Generalizing from simulation

The abundance of RL results with simulated robots can make it seem like RL easily solves most robotics tasks. But common RL algorithms work well only on tasks where small perturbations to your action can provide an incremental change to the reward. Some robotics tasks have simple rewards, like walking, where you can be scored on distance traveled. But most tasks do not⁠—to define a dense reward for block stacking, you’d need to encode that the arm is close to the block, that the arm approaches the block in the correct orientation, that the block is lifted off the ground, the distance of block to the desired position, etc.

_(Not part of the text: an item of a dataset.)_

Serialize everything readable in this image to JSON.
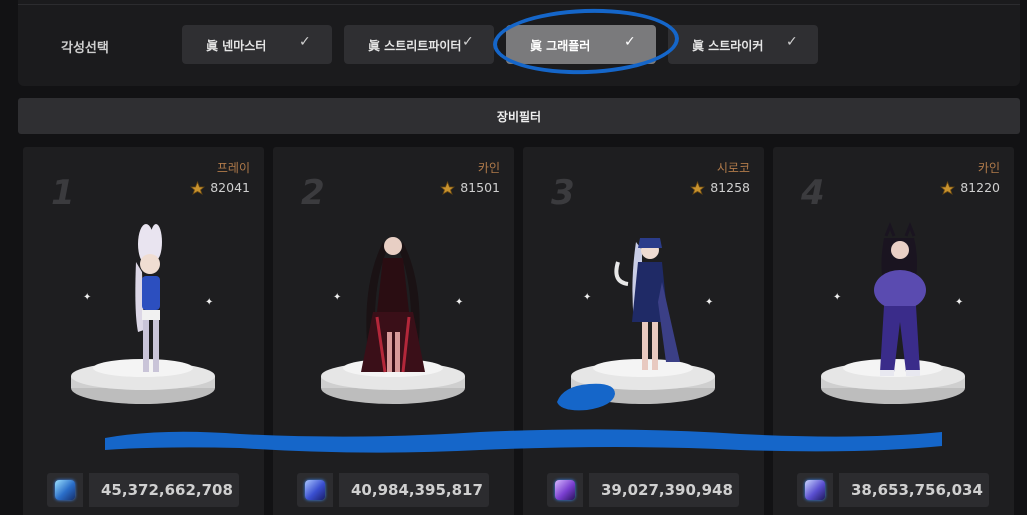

We spent a number of months unsuccessfully trying to get conventional RL algorithms working on pick-and-place tasks before ultimately developing a new reinforcement learning algorithm, Hindsight Experience Replay⁠(opens in a new window) (HER), which allows agents to learn from a binary reward by pretending that a failure was what they wanted to do all along and learning from it accordingly. (By analogy, imagine looking for a gas station but ending up at a pizza shop. You still don’t know where to get gas, but you’ve now learned where to get pizza.) We also used domain randomization⁠ on the visual shapes to learn a vision system robust enough for the physical world.

Our HER implementation uses the actor-critic technique with asymmetric information. (The actor is the policy, and the critic is a network which receives action/state pairs and estimates their Q-value, or sum of future rewards, providing training signal to the actor.) While the critic has access to the full state of the simulator, the actor only has access to RGB and depth data. Thus the critic can provide fully accurate feedback, while the actor uses only data present in the real world.